Tippy Tippens is the owner of Matter L3C, one of the earliest registered L3C's in Louisiana. Photo courtesy of matternola.com.

A couple of weeks ago, I discussed the Benefit Corporation, a new business entity which puts social entrepreneurship before profits. The Louisiana legislature has yet to pass a law allowing the new business entity, but we are one of only about 8 states that has passed legislation authorizing the Low-Profit Limited Liability Company (L3C).

Born in Vermont in April 2008, the L3C is a subset of the traditional LLC and is intended to provide for a  mixture of for-profit and tax-exempt investors. The primary goal of an L3C must be to achieve a social benefit, with profit as a secondary purpose.

That is the key difference between an LLC and L3C. The name itself, “low-profit,” is a bit of misnomer because the business is not restricted in how much profit it can make.

L3C Requirements

The Louisiana L3C must meet three requirements to earn and retain its special status:

  1. There must be a charitable or education purpose, within the meaning of Section 170(c)(2)(B) of the Internal Revenue Code (IRC).
  2. No significant purpose of the L3C may be the production of income or the appreciation of property (The L3C can do those things, it just can’t be a significant purpose).
  3. The goal of the L3C must not be to for a political or legislative purpose.

If one of these goals is not met, the entity still continues to exist, but it will immediately revert to the status of an LLC under state law.

How to Use the L3C

According to the IRS, the L3C is not a nonprofit and is not tax-empty unless all of its investors are tax-exempt entities.

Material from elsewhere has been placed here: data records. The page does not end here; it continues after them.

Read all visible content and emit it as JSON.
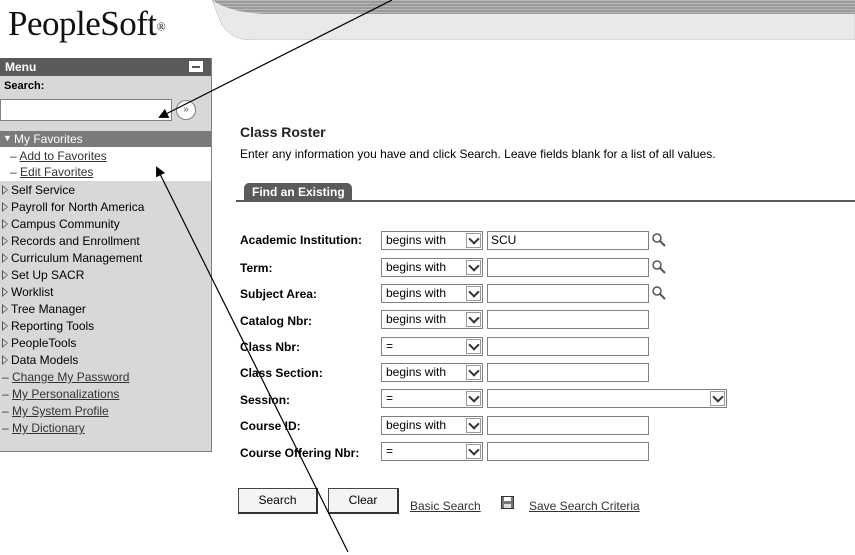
{
  "app": {
    "logo_text": "PeopleSoft",
    "logo_mark": "®"
  },
  "sidebar": {
    "menu_title": "Menu",
    "search_label": "Search:",
    "search_value": "",
    "search_go_icon": "double-chevron-right-icon",
    "favorites": {
      "label": "My Favorites",
      "links": [
        "Add to Favorites",
        "Edit Favorites"
      ]
    },
    "folders": [
      "Self Service",
      "Payroll for North America",
      "Campus Community",
      "Records and Enrollment",
      "Curriculum Management",
      "Set Up SACR",
      "Worklist",
      "Tree Manager",
      "Reporting Tools",
      "PeopleTools",
      "Data Models"
    ],
    "links": [
      "Change My Password",
      "My Personalizations",
      "My System Profile",
      "My Dictionary"
    ]
  },
  "main": {
    "title": "Class Roster",
    "instructions": "Enter any information you have and click Search. Leave fields blank for a list of all values.",
    "tab_label": "Find an Existing Value",
    "fields": [
      {
        "label": "Academic Institution:",
        "operator": "begins with",
        "value": "SCU"
      },
      {
        "label": "Term:",
        "operator": "begins with",
        "value": ""
      },
      {
        "label": "Subject Area:",
        "operator": "begins with",
        "value": ""
      },
      {
        "label": "Catalog Nbr:",
        "operator": "begins with",
        "value": ""
      },
      {
        "label": "Class Nbr:",
        "operator": "=",
        "value": ""
      },
      {
        "label": "Class Section:",
        "operator": "begins with",
        "value": ""
      },
      {
        "label": "Session:",
        "operator": "=",
        "value": ""
      },
      {
        "label": "Course ID:",
        "operator": "begins with",
        "value": ""
      },
      {
        "label": "Course Offering Nbr:",
        "operator": "=",
        "value": ""
      }
    ],
    "buttons": {
      "search": "Search",
      "clear": "Clear"
    },
    "links": {
      "basic_search": "Basic Search",
      "save_search": "Save Search Criteria"
    }
  },
  "colors": {
    "sidebar_bg": "#d8d8d8",
    "menu_header_bg": "#5a5a5a",
    "favorites_bg": "#7a7a7a",
    "tab_bg": "#5a5a5a"
  }
}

The L3C bridges the gap between for-profit entities and nonprofit entities, specifically private foundations.

Private foundations may make “program related investments,” otherwise known as “PRIs.” PRIs are investments made by private foundations in a for-profit venture that are in furtherance of the foundations’ charitable, educational, or religious activity.

Private foundations have to be careful with such an investment in a PRI because it could jeopardize the foundation’s exempt purpose, which in turn could jeopardize its tax-exempt status with the IRS. The L3C rectifies this concern.

Caution: New Entity

Since the L3C is so new, there is little, if any legal precedent for this type of business entity, so there’s still some uncertainty as to how it will be treated by the courts. Other questions arise as to who will revoke a license and when is it revoked if the L3C falls out of compliance with the three requirements above.

It’s possible that the L3C is the right business entity choice for an organization whose goal is a charitable or educational purpose.